One example is a teenage girl who identifies as lesbian. She was struggling to accept herself, being victimised at school by teachers and peers and made several attempts to end her life.
Thankfully, with support from OUT Well-being – a non-profit organisation dedicated to building healthy and empowered lesbian, gay, bisexual, transgender and intersex (LGBTI+) communities in South Africa and internationally – she has turned her life around.
“The girl has a conservative family and feared she would be rejected. She approached her school’s social worker, who contacted us for assistance. After several counselling sessions, her confidence, self-worth and belief in herself started to show.
“She came out to her parents and started a safe space for queer learners. Her coming out empowered her sibling to do the same, which demonstrates that all one needs is support from parents, teachers and peers,” says Out Well-Being’s Paralegal Officer Moude Maodi-Swartz.
Bullying can be classified as harassment, which is a criminal offence in terms of the Protection from Harassment Act (1997). “Bullying based on sexual orientation constitutes unfair discrimination and hate crimes, which is prohibited by Section 9 of the Constitution,” says Maodi-Swartz.
“The most effective and important way that parents of LGBTI+ children can assist is by loving their children unconditionally, accepting them and giving them the utmost support,” says Maodi-Swartz.
Parents should walk the journey with their child, taking the time to understand what they are going through and reaching out to LGBTI+ organisations.
“When parents are proud of their child it empowers them to live their life positively and to conquer it, even in the most disenabling circumstances.”
Advice for Teens
“The most important thing to remember is there is nothing wrong with who you are. The wrong lies in the harmful views society has about the queer community,” says Maodi-Swartz.
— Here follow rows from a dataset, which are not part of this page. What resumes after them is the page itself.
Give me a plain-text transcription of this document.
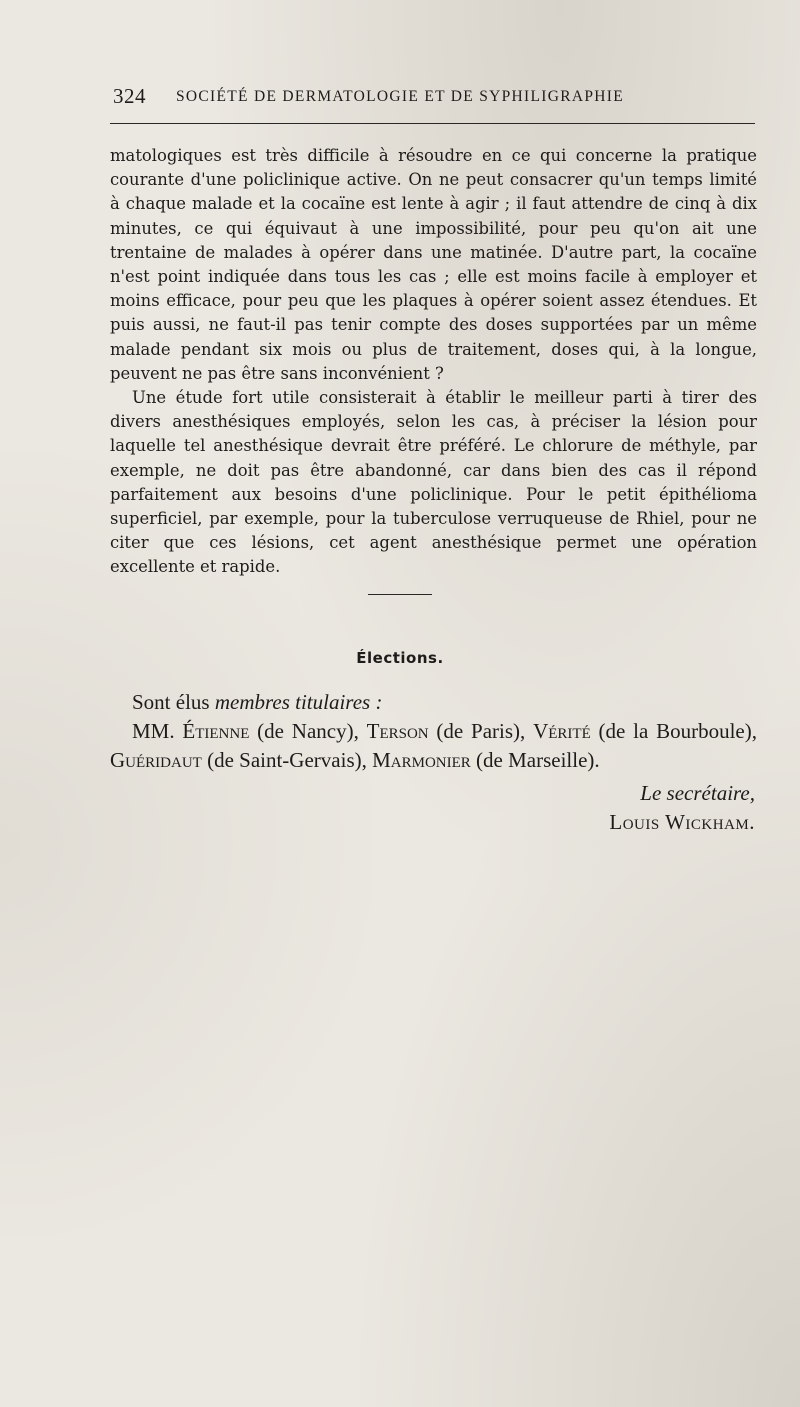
324 SOCIÉTÉ DE DERMATOLOGIE ET DE SYPHILIGRAPHIE

matologiques est très difficile à résoudre en ce qui concerne la pratique courante d'une policlinique active. On ne peut consacrer qu'un temps limité à chaque malade et la cocaïne est lente à agir ; il faut attendre de cinq à dix minutes, ce qui équivaut à une impossibilité, pour peu qu'on ait une trentaine de malades à opérer dans une matinée. D'autre part, la cocaïne n'est point indiquée dans tous les cas ; elle est moins facile à employer et moins efficace, pour peu que les plaques à opérer soient assez étendues. Et puis aussi, ne faut-il pas tenir compte des doses supportées par un même malade pendant six mois ou plus de traitement, doses qui, à la longue, peuvent ne pas être sans inconvénient ?

Une étude fort utile consisterait à établir le meilleur parti à tirer des divers anesthésiques employés, selon les cas, à préciser la lésion pour laquelle tel anesthésique devrait être préféré. Le chlorure de méthyle, par exemple, ne doit pas être abandonné, car dans bien des cas il répond parfaitement aux besoins d'une policlinique. Pour le petit épithélioma superficiel, par exemple, pour la tuberculose verruqueuse de Rhiel, pour ne citer que ces lésions, cet agent anesthésique permet une opération excellente et rapide.

Élections.

Sont élus membres titulaires :

MM. Étienne (de Nancy), Terson (de Paris), Vérité (de la Bourboule), Guéridaut (de Saint-Gervais), Marmonier (de Marseille).

Le secrétaire,

Louis Wickham.
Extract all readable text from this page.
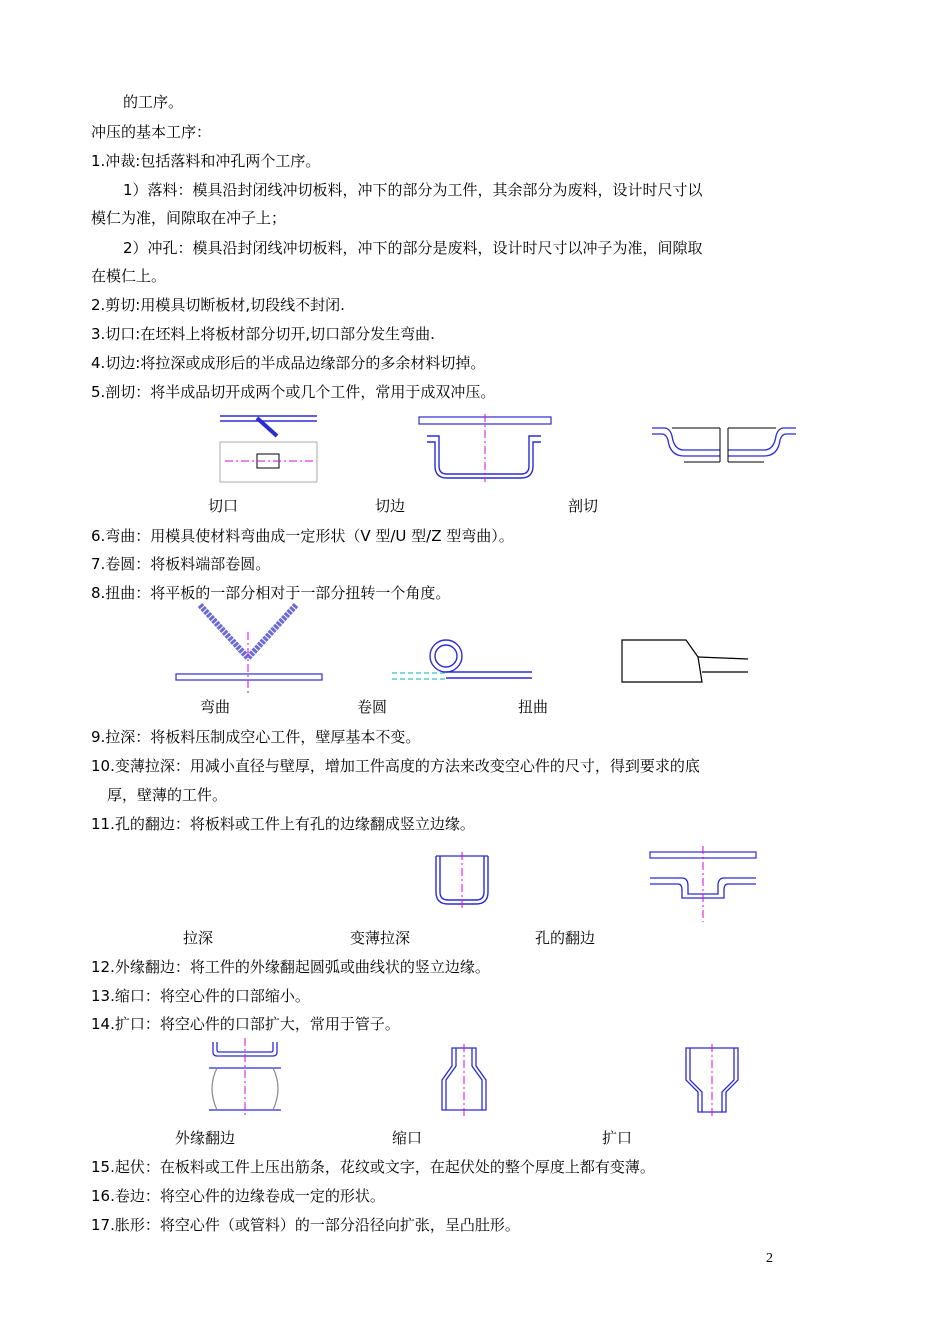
的工序。
冲压的基本工序：
1.冲裁:包括落料和冲孔两个工序。
1）落料：模具沿封闭线冲切板料，冲下的部分为工件，其余部分为废料，设计时尺寸以
模仁为准，间隙取在冲子上；
2）冲孔：模具沿封闭线冲切板料，冲下的部分是废料，设计时尺寸以冲子为准，间隙取
在模仁上。
2.剪切:用模具切断板材,切段线不封闭.
3.切口:在坯料上将板材部分切开,切口部分发生弯曲.
4.切边:将拉深或成形后的半成品边缘部分的多余材料切掉。
5.剖切：将半成品切开成两个或几个工件，常用于成双冲压。
切口	切边	剖切
6.弯曲：用模具使材料弯曲成一定形状（V 型/U 型/Z 型弯曲）。
7.卷圆：将板料端部卷圆。
8.扭曲：将平板的一部分相对于一部分扭转一个角度。
弯曲	卷圆	扭曲
9.拉深：将板料压制成空心工件，壁厚基本不变。
10.变薄拉深：用减小直径与壁厚，增加工件高度的方法来改变空心件的尺寸，得到要求的底
厚，壁薄的工件。
11.孔的翻边：将板料或工件上有孔的边缘翻成竖立边缘。
拉深	变薄拉深	孔的翻边
12.外缘翻边：将工件的外缘翻起圆弧或曲线状的竖立边缘。
13.缩口：将空心件的口部缩小。
14.扩口：将空心件的口部扩大，常用于管子。
外缘翻边	缩口	扩口
15.起伏：在板料或工件上压出筋条，花纹或文字，在起伏处的整个厚度上都有变薄。
16.卷边：将空心件的边缘卷成一定的形状。
17.胀形：将空心件（或管料）的一部分沿径向扩张，呈凸肚形。
2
To teens who are still confused about their sexual orientation, Maodi-Swartz says:
- Take time to understand and accept yourself.
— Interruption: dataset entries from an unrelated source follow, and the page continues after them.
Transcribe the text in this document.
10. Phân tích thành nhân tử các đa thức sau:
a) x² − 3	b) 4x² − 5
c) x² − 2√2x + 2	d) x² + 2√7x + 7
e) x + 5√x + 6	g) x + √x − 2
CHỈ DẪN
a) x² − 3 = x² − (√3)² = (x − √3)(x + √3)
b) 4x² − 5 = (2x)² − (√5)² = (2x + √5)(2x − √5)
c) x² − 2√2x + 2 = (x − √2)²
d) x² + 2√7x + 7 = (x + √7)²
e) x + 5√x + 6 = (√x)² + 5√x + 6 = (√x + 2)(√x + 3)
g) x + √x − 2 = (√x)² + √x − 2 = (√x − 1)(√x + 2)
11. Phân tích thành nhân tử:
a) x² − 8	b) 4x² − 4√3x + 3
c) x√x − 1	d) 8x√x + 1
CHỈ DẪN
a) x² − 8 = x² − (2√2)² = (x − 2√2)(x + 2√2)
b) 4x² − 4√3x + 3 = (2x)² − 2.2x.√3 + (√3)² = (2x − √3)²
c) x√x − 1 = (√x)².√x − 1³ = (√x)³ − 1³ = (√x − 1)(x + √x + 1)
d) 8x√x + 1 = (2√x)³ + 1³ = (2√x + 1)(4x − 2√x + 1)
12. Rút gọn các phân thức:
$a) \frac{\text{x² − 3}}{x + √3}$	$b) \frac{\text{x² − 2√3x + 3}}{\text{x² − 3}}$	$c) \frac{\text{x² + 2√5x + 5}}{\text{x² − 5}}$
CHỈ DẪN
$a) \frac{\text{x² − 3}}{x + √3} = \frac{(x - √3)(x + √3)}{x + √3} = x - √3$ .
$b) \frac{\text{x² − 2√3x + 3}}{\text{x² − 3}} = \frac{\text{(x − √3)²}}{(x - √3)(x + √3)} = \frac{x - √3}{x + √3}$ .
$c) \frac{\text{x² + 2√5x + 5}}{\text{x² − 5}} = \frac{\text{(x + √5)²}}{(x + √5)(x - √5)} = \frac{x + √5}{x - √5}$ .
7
- Learn about sexual and gender diversity.
- Do not give up on life if you are rejected after coming out. Sometimes parents need time to process information.
- Seek mental health support if you are struggling.
- You don’t have to come out. Being queer is not a choice. The only choice you have is whether you want to live your life openly or not.
“The youth as future leaders should avoid repeating the injustices perpetrated against a community that cannot change who they are,” says Maodi-Swartz.